Defendant filed this motion on June 7, 2022, which is ten months and eighteen days after the Clerk of the Court’s entry of default.  Accordingly, the Court finds Defendant’s motion to set aside the Clerk of the Court’s entry of default to be untimely.  Because Defendant’s motion is untimely with respect to the Clerk of the Court’s entry of default, the Court is thus unable to set aside the default judgment entered against Defendant despite Defendant’s motion being timely in that regard.  (See Pulte Homes Corp. v. Williams Mechanical, Inc. (2016) 2 Cal.App.5th 267, 273 [finding that where a motion to set aside default and default judgment is untimely as to the default but still timely as to the default judgment, a court cannot set aside a default judgment under Code of Civil Procedure section 473 “because that would be ‘an idle act’”].)[1] 

 

            Finally, Defendant’s argument that the default judgment is void for failure to satisfy the notice requirements of Code of Civil Procedure section 580 is incorrect.  Section 580 provides, in relevant part, “[t]he relief granted to the plaintiff, if there is no answer, cannot exceed that demanded in the complaint, in the statement require by Section 425.11, or in the statement provided for by Section 425.115[.]”  (Code Civ.
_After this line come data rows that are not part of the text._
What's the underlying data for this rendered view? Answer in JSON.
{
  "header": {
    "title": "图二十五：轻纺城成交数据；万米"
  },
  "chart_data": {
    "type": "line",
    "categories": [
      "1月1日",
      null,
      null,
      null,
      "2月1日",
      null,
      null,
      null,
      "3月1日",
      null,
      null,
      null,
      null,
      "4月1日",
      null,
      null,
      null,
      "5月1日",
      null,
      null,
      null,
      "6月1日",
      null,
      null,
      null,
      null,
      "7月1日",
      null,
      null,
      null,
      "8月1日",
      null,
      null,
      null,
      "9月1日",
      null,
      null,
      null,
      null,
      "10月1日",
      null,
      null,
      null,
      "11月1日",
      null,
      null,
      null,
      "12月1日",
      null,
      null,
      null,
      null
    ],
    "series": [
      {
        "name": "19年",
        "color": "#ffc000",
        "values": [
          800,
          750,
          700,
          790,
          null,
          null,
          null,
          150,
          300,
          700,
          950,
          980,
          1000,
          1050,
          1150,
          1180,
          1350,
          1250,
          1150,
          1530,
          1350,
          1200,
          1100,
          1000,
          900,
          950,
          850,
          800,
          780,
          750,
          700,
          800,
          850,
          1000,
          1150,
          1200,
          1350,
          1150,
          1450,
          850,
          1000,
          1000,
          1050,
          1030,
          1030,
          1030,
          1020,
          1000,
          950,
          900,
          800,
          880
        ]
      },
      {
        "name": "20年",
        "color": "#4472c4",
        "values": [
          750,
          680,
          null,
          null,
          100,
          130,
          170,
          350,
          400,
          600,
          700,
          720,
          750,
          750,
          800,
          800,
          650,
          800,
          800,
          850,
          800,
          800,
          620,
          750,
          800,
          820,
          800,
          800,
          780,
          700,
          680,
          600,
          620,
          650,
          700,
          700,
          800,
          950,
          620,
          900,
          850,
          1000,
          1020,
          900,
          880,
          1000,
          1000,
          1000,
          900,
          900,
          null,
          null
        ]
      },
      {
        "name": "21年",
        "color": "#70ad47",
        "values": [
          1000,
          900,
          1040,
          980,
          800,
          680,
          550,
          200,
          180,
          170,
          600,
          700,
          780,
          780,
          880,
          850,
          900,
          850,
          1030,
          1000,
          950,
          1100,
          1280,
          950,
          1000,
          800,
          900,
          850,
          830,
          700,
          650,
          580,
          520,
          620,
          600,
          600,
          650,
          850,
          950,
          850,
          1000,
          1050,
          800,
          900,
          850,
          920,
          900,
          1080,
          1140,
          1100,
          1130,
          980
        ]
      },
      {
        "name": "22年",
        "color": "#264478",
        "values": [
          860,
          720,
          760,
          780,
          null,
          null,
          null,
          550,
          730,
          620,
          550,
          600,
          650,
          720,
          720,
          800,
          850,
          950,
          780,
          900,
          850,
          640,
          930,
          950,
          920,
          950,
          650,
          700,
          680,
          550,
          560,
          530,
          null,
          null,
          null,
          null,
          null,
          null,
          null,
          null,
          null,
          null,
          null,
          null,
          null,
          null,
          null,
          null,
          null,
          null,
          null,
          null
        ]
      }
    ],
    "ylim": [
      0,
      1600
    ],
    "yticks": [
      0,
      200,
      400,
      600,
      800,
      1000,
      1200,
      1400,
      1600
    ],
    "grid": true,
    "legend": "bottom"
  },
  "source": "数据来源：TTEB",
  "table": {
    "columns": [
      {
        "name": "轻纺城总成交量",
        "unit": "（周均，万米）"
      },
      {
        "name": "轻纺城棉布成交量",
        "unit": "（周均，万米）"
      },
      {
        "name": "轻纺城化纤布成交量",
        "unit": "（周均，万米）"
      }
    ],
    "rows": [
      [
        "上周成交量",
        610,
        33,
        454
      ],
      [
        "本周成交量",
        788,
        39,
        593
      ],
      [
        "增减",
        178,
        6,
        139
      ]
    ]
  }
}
Proc., § 580, subd. (a).)  Defendant fails to establish that the relief granted to Plaintiff on April 18, 2022, exceeds the amount provided in the statement of damages Plaintiff served on Defendant on October 21, 2020.  Instead, Defendant conflates Plaintiff’s Request for Entry of Default filed on July 20, 2021, and Plaintiff’s subsequent Request for Court Judgment filed on March 28, 2022, in connection with the Court’s entry of default judgment on April 18, 2022.  Defendant incorrectly asserts, first, that the July 20, 2021, Request for Entry of Default must include state the amount of Plaintiff’s proposed judgment, and second, that Plaintiff’s failure to include such amounts voids the judgment.  Defendant’s argument is not supported by statute or case law, including Code of Civil Procedure section 580.  Defendant’s argument is thus without merit.

 

            Accordingly, the Court denies Defendant’s motion to set aside default and default judgment. 

 

            The Clerk of the Court shall provide notice of the Court’s ruling. 



[1] The Court of Appeal’s rationale in Pulte Homes was that “[i]f the judgment were vacated, it would be the duty of the court immediately to render another judgment of like effect, and the defendants, still being in default, could not be heard in opposition thereto[.]”  (Pulte Homes Corp., supra, 2 Cal.App.5th 267 at p. 273.)